The Medical School previously was tied for the No. 6 spot. It is now only behind Johns Hopkins University on the 2023-24 U.S. News Best Medicine School Rankings, surpassing the two schools that were ranked in the top spots last year — Harvard University and New York University. On Jan. 24, the Medical School decided to end participation in the rankings only three days before the deadline to submit data. 

The school's decision came after concerns about the methodology used by U.S. News and other decisions to stop submitting data from top law and medical schools, such as Penn Carey Law and Harvard School of Medicine. 

For medical schools that did not submit data, U.S. News used data from statistical surveys and public metrics from the National Institutes of Health as part of their new methodology, according to the website.

U.S. News stated that it was dedicated to providing prospective students with a holistic measure of student experience and opportunities that may arise through education, especially as costs to attend continue to rise. 

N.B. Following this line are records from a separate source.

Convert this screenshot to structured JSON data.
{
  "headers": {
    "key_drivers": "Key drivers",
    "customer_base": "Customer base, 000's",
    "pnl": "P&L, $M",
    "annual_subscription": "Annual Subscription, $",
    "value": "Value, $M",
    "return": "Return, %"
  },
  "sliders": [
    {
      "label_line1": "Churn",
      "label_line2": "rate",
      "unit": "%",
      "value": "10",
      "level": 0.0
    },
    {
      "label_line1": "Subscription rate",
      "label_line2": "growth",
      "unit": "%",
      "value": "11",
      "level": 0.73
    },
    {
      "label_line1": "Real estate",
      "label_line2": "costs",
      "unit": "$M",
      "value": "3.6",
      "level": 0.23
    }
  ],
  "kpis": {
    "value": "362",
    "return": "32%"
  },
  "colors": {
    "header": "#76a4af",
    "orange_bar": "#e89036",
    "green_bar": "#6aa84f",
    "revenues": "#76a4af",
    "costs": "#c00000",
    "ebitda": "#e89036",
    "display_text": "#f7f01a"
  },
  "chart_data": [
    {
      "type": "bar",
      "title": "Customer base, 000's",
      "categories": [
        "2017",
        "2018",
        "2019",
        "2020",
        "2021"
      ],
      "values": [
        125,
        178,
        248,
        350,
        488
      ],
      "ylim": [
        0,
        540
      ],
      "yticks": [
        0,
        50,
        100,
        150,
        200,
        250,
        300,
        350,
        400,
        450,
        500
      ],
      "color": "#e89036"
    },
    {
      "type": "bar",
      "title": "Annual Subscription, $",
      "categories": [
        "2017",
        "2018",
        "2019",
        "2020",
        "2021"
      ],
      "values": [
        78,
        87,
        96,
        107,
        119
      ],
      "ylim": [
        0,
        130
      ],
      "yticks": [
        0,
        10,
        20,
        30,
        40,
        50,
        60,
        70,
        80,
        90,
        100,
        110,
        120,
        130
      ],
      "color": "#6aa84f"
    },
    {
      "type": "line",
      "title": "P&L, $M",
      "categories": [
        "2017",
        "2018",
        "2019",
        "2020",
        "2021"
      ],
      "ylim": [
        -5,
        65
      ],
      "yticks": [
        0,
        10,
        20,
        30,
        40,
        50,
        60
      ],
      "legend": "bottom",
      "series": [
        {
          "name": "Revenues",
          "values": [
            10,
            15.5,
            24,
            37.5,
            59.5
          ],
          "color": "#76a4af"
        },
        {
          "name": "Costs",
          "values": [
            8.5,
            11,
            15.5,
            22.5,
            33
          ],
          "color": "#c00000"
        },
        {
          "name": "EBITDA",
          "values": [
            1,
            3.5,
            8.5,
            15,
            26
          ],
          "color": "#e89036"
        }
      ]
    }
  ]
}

The official changes to the methodology — which will be released in full on April 18 along with the law school rankings — includes an increased weight on faculty-to-student ratios, the addition of NIH grants to assess research quality, and a decrease in the weight of reputation surveys and MCAT and GPA scores. U.S. News also stated that it will continue to incorporate data collected in the previous two years.

Johns Hopkins University was the only school above the Medical School, followed by Harvard School of Medicine at No. 3. The New York University Grossman School of Medicine dropped from No. 2 to No. 13, despite submitting data and not ending participation.  

Similar to its hopes for law school rankings, U.S. News said that it hopes to empower prospective medical students with the knowledge to ensure they choose the correct school, acknowledging that it is a “tough choice” to decide where to continue their education. 

In the publicized memo to end participation sent in January, Dean of the Medical School and Executive Vice President of the University of Pennsylvania for the Health System J. Larry Jameson emphasized the school's mission of innovation and impact to shape the future of medicine as the most important aspect in determining the school’s reputation. 

“The USNWR measures encourage the acceptance of students based upon the highest grades and test scores,” Jameson wrote in the press release. “Yet, we strive to identify and attract students with a wide array of characteristics that predict promise. The careers of transformative physicians, scientists, and leaders reveal the importance of other personal qualities, including creativity, passion, resilience, and empathy.”